A amplidão dos espaços abertos
Ele tinha pavor de espaços confinados e ela sabia disso; portanto, abordou a questão com cuidado.
- Você não vai ficar consciente por mais de alguns minutos dentro da câmara de criossono. Sequer vai perceber quando ela se fechar.
- Meu corpo vai ficar fechado dentro daquele... sarcófago? - Ele fez uma careta, enquanto o holograma da nave girava sobre o console 3D à frente deles.
- Mergulhado num sono profundo e provavelmente sem sonhos - prometeu ela. - Quando acordar, a cobertura da câmara se abrirá automaticamente e você poderá sair assim que se sentir em ordem.
- A tecnologia de transporte interestelar avançou tanto nos últimos séculos, - avaliou ele, recostando-se na poltrona anatômica que se amoldava aos contornos do seu corpo - que me parece inteiramente anacrônico ter que usar uma dessas astronaves obsoletas para me deslocar até o meu destino.
- Talvez não saiba, mas mesmo com a universalização dos portais, astronaves ainda estão em uso geral - informou ela. - Simplesmente, há lugares distantes onde portais não foram ainda instalados, e para chegar até eles, são necessárias astronaves.

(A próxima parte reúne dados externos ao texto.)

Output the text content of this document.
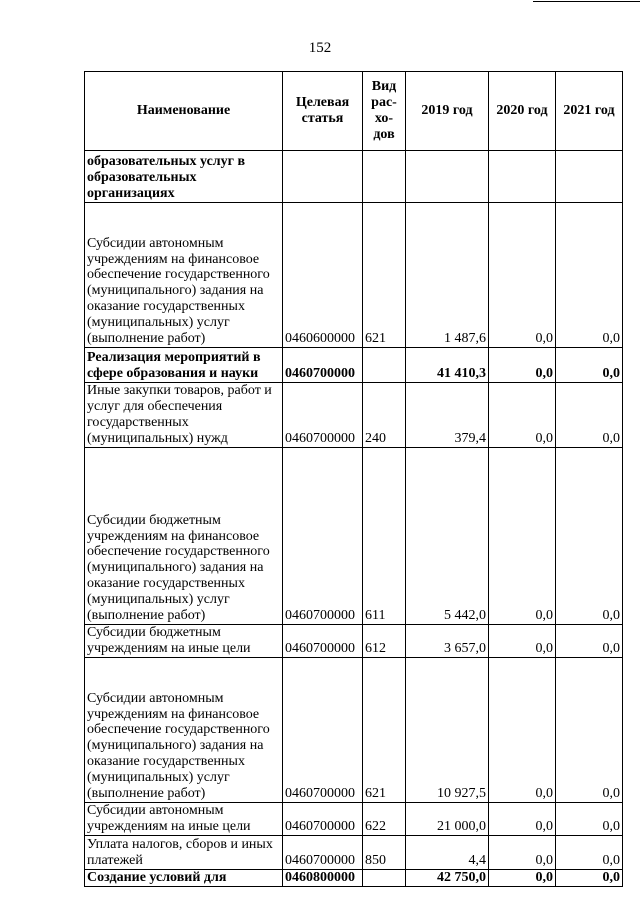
152
Наименование	Целевая статья	Вид рас-хо-дов	2019 год	2020 год	2021 год
образовательных услуг в образовательных организациях					
Субсидии автономным учреждениям на финансовое обеспечение государственного (муниципального) задания на оказание государственных (муниципальных) услуг (выполнение работ)	0460600000	621	1 487,6	0,0	0,0
Реализация мероприятий в сфере образования и науки	0460700000		41 410,3	0,0	0,0
Иные закупки товаров, работ и услуг для обеспечения государственных (муниципальных) нужд	0460700000	240	379,4	0,0	0,0
Субсидии бюджетным учреждениям на финансовое обеспечение государственного (муниципального) задания на оказание государственных (муниципальных) услуг (выполнение работ)	0460700000	611	5 442,0	0,0	0,0
Субсидии бюджетным учреждениям на иные цели	0460700000	612	3 657,0	0,0	0,0
Субсидии автономным учреждениям на финансовое обеспечение государственного (муниципального) задания на оказание государственных (муниципальных) услуг (выполнение работ)	0460700000	621	10 927,5	0,0	0,0
Субсидии автономным учреждениям на иные цели	0460700000	622	21 000,0	0,0	0,0
Уплата налогов, сборов и иных платежей	0460700000	850	4,4	0,0	0,0
Создание условий для	0460800000		42 750,0	0,0	0,0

- Confesso que nunca havia parado para pensar nisso - admitiu ele. - Mas é bastante desagradável que justamente esse lugar nos confins do Universo não tenha um bom portal que permita acesso imediato, sem antiquadas câmaras de criossono!
- Não há demanda suficiente que justifique a instalação de um portal lá - explicou ela pacientemente. - E caso precise voltar algum dia, terá que repetir o procedimento.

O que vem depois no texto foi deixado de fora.